Bischof Mixa hat mit scharfen Worten die Pläne gegeißelt, zu dieser Finanzierung einseitig die Familien selbst heranzuziehen. Der Präzedenzfall dafür war das Elterngeld, das zu großen Teilen durch die Streichung des Erziehungsgeldes und die Kürzung der Kindergeldbezugsdauer finanziert wird. Die aktuellen Vorschläge der SPD für den Krippenausbau sehen genau das vor: Das Kindergeld soll nicht erhöht und die dadurch freiwerdenden Mittel umgeschichtet werden. Das lehnt Ministerin von der Leyen zwar ab, hat aber keine anderen Vorschläge.
Nun zahlen Normalverdienerfamilien das seit Jahren nicht mehr erhöhte Kindergeld ohnehin schon aus eigener Tasche. Der Fiskus nimmt uns das Geld zunächst über die Steuer weg, um es anschließend durch das Arbeitsamt wieder auszahlen zu lassen. Einfacher wäre es, gleich den Steuerabzug um die Höhe des Kindergeldes zu kürzen.
Aber statt die Familien tatsächlich nach ihrer wirtschaftlichen Leistungsfähigkeit zu besteuern, nimmt der Staat mehr, als viele Familien entbehren können – nur um das Geld anschließend auf verschlungenen Wegen als Sozialleistung zurückzuzahlen.

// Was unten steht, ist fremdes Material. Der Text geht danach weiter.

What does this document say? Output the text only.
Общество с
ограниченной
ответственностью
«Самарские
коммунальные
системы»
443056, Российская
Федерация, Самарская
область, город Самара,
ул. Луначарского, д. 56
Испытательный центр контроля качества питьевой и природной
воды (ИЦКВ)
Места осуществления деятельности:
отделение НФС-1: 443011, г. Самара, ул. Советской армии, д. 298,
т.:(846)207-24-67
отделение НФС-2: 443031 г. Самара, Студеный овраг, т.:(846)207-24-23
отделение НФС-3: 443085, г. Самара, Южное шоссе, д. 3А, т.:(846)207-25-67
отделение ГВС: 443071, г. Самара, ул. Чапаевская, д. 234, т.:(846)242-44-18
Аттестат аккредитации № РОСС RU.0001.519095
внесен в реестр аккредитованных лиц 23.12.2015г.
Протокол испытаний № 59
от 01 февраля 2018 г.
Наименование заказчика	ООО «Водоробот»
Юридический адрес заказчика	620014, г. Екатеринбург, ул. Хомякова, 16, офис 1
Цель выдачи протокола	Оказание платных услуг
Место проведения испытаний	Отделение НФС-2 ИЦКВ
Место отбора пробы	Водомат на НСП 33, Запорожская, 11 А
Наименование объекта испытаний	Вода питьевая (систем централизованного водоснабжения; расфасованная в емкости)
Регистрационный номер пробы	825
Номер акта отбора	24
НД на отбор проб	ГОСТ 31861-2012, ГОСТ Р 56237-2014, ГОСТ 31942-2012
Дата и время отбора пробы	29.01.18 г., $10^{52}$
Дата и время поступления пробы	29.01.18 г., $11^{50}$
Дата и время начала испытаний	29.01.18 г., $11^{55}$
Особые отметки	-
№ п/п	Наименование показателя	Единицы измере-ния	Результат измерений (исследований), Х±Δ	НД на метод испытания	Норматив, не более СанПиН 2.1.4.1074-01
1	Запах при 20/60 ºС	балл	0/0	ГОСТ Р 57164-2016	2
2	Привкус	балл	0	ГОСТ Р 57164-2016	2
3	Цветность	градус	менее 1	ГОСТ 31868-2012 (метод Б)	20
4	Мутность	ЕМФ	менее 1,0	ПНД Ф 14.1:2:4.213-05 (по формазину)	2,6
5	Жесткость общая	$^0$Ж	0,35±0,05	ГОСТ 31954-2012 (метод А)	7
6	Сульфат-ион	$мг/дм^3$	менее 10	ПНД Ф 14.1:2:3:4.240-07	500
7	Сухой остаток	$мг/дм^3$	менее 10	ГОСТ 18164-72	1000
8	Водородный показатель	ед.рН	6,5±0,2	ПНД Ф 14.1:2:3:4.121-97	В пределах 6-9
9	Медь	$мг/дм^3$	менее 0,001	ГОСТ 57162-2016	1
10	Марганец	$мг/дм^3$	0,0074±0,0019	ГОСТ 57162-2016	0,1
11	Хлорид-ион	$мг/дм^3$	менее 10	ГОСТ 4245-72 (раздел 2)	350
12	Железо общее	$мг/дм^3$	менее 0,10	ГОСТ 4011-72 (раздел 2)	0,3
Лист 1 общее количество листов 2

Der Hort, den mein schulpflichtiger Sohn besucht, wird von einer Elterninitiative getragen und aus öffentlichen Kassen kaum unterstützt. Für den kirchlichen Kindergarten zahlen wir happige Beiträge. Wahrscheinlich reichen unsere Steuern auch noch, um damit die Schule und öffentliche Zuschüsse für den Kindergarten zu bestreiten.
Uns jetzt noch mehr Geld zu nehmen, um damit Kinderkrippen zu bezahlen, ist weder recht noch billig. Diese Aufgabe muss aus dem allgemeinen Steueraufkommen (plus Beiträgen der Eltern von Krippenkindern) bezahlt werden. Dann tragen auch wir gern unseren Anteil.
Es geht eben nicht um ein paar Grenzfälle, sondern um die gerechte Verteilung der Lasten. Und es geht um Werte (Familie oder Beruf?) und Normen: Ein- oder Doppelverdiener? Fremdbetreuung oder Familie?